Frontside ollies on rooftops, disasters on skyscrapers, fakie 5-0s on train tracks, backside tailslides and backside noseblunt slides on footbridges, carves around overpasses, tailslides on rooftops, hardflips and switch heels off of buildings. They took turns leading the way as the others would joyfully follow. They laughed together. They learned new things from one another and helped anyone who would fall down or become injured. All this, and they wouldn’t stop until the sparrows began to chirp… their first reminder that daytime was on the horizon.
And by morning, when the heat of the early sun would dry the morning mist off of the city's surface, the boys were nowhere to be found... except for Sean. By then, he'd be asleep, next to his skateboard, in his cardboard bed as his father was waking up for work.

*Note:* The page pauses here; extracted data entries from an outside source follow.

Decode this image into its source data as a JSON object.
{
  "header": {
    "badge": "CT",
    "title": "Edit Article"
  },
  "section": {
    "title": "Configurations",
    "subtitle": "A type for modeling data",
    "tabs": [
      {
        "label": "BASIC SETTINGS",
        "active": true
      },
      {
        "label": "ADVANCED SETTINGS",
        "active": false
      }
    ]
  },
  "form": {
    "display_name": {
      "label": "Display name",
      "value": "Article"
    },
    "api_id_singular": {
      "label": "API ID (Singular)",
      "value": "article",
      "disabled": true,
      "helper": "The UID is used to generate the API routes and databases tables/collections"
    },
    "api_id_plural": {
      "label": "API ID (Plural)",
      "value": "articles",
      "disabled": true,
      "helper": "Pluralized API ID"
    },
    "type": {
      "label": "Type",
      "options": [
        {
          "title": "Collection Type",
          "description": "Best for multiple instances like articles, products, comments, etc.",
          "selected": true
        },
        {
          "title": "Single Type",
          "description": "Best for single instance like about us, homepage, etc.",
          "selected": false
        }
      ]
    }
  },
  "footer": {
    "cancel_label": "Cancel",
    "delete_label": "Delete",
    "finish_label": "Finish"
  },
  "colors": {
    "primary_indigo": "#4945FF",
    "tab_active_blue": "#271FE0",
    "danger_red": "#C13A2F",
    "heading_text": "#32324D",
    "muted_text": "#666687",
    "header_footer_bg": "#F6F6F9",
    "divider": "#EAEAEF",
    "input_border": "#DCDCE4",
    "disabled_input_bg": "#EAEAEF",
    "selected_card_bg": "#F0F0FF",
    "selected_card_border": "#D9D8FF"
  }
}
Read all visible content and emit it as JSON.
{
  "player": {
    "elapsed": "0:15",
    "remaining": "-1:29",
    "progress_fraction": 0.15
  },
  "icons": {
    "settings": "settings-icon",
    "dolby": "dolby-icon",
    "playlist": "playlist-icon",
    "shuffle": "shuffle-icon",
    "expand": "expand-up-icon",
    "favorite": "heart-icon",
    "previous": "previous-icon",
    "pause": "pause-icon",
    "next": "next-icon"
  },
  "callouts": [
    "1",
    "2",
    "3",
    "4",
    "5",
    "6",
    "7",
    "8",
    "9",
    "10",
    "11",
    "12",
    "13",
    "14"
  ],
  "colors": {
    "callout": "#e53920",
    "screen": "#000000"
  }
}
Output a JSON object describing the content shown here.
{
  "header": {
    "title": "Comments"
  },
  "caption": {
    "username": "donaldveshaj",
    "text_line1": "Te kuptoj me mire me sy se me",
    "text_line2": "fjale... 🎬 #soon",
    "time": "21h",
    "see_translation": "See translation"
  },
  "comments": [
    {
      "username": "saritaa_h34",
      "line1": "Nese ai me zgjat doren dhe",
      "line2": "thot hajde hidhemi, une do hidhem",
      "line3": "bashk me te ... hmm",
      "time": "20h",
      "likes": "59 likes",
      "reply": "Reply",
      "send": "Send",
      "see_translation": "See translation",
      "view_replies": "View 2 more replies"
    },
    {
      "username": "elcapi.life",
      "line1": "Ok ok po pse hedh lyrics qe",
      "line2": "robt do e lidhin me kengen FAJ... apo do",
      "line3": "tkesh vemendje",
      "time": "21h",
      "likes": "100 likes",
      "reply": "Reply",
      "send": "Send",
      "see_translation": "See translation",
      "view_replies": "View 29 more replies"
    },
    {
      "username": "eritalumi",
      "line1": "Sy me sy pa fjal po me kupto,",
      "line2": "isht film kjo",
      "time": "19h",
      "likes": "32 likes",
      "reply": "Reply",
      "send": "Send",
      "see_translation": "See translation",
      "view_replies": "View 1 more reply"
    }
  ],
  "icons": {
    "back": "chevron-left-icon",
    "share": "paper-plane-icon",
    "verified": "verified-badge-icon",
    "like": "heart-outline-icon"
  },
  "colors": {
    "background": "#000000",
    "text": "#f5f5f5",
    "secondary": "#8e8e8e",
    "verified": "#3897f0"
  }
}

The people of Boxton Square would be going about their business. Houses and buildings would be moved, rebuilt and taken down. After a few hours of rest Sean would join his dad for a few afternoon deliveries. He would skate about town, keeping his eyes peeled, quietly hoping that his favorite spots from the night before might remain in tact, while also witnessing the birth of new spots that he’d be able to show his friends come nightfall.
Over the years, some have even speculated that all of this was a dream. A dream of a legend that Sean experienced one night in his sleep. Layer upon layer of one young skateboarder's fantasyland, passed on by word of mouth through the generations of those who choose to believe that such a magical world can, and has, existed.
There's a common saying in skateboarding… some of you may have heard it before, but it goes, "Skate today because tomorrow it might rain." And if you've ever wondered where it came from, well... The Legend of Boxton Square might just be the answer. But, like many of skateboarding's other best-kept secrets... you didn't hear it from me.